UK commercial property derivatives 'cheap' -PRUPIM
LONDON, Dec 7 (Reuters) - British commercial real estate derivatives, which are projecting an overall drop in property values of about 15 percent, "look cheap", Paul McNamara, head of research at Prudential's (PRU.L) PRUPIM, said on Friday.
McNamara, a leading UK real estate industry figure and a property derivatives pioneer, declined to call a bottom in property derivative pricing because of the huge amount of uncertainty around, even though derivatives had anticipated the sharp slowdown in the bricks and mortar investment market.
But with recent derivative trades indicating an average 10 percent drop in commercial property total returns next year -- and a 15 percent drop in property capital values -- the market was beginning to look interesting, he said on the sidelines of a Reuters Real Estate event.

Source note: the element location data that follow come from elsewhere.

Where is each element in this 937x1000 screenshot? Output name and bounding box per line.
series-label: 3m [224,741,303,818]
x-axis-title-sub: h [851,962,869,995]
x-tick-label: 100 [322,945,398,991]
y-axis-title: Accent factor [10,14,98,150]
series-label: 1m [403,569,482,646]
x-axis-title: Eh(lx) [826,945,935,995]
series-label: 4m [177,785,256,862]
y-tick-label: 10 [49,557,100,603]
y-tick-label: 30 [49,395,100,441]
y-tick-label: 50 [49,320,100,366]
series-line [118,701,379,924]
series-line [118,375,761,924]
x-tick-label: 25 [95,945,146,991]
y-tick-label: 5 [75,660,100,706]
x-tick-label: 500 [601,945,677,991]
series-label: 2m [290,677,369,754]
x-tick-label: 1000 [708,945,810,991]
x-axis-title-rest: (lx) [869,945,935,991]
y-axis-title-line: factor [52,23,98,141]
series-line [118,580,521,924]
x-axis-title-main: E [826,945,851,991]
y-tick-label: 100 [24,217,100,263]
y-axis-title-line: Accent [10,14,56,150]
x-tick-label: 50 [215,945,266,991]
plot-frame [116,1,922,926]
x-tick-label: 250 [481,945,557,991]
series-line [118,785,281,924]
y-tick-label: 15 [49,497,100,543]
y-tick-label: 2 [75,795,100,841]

"If the UK property market fell 15 percent then it would become unequivocally cheap and there are enough people out there who realise that," he said earlier. "There is capital out there that will put the chocks into this market."
McNamara said PRUPIM -- one of Britain's biggest property fund managers with 19 billion pounds under management spread over around 1,000 properties -- was not about to buy UK derivatives, having successfully sold the market ahead of the downturn.
But he said the firm was tracking market developments.
Britain's 3-year-old property derivatives market offers over-the-counter trading mainly in total-return swaps based on Investment Property Databank's (IPD) benchmark All-Property index for fixed periods, in exchange for the London Interbank Offered Rate (LIBOR) plus a spread.